Smith gave Remo the address of Dr. Wurmlinger's laboratory near Washington, D.C.

"Be careful," Smith admonished. "You and Chiun are not immune to bee stings."

"I'll bee seeing you," said Remo.

When the line went dead, Smith took another look at the report out of Sacramento. The publisher of the Sacramento Bee, Lyndon D'Arcy, had been found dead at his desk. There was no obvious cause of death, but a bee had been discovered flying around his office. Once the door had been opened, the bee had flown out.

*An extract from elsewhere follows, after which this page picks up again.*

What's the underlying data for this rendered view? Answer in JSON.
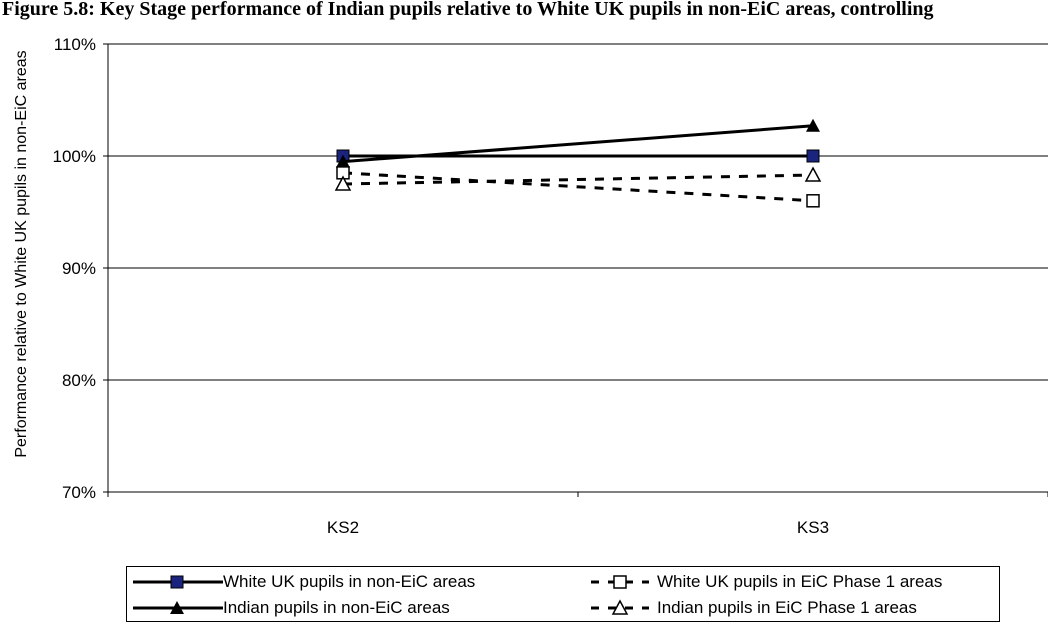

There was no description of the suspect bee.

Smith wondered if it might have been a bumblebee and set about looking into it.

As he worked, he wondered if perhaps he shouldn't have sent Remo and Chiun to Sacramento, especially since they were already in California. Too late now.

WHEN REMO FOUND the Master of Sinanju, Chiun was arguing with Wurmlinger over something clutched tightly in his old-ivory-and-bone fist.

"I demand you surrender that to me," Wurmlinger was saying in an agitated voice.

Chiun presented his back to the tall entomologist. "I found it. It is mine."

"You have no right, no authority to keep it. I am here in an official capacity, at the behest of the Los Angeles County Coroner's Office."

"Finders keepers," intoned Chiun.

"What is it now?" asked Remo.

Hearing this, Chiun moved to Remo's side. "Tell this elongated cretin that he has no right to what is not his."

"Okay. What's going on here?" Remo demanded.

Wurmlinger pointed a shaking-with-rage forefinger in the old Korean's direction. "He has confiscated evidence in a crime," he spluttered.

"What did you find, Little Father?"

"Look."

And the Master of Sinanju opened his antique ivory claw. Nestled in the withered palm was a tiny-veined bee's wing.

Remo studied it a moment. "That come off the killer bee?"

"The correct term is 'Bravo bee,'" Wurmlinger interrupted. " 'Killer bee' is press invention. And I demand the right to examine that artifact," he said tightly, his long, bony mandibles clicking with each enunciated syllable.

"If Chiun found it, it's his," Remo countered.

"Are either of you qualified to judge insect parts?"

"Maybe yes. Maybe no. But like he says-finders keepers. Come on, Little Father. Let's go."

Chiun preceded Remo out the door of the deceased Dr. Nozoki's office.

"Where are you going?" Wurmlinger called after them, his fists shaking at his sides.

"None of your beeswax," said Remo. "You stay here and tell the next coroner in line what happened here."

"You cannot leave me alone with these deceased persons. You are both witnesses."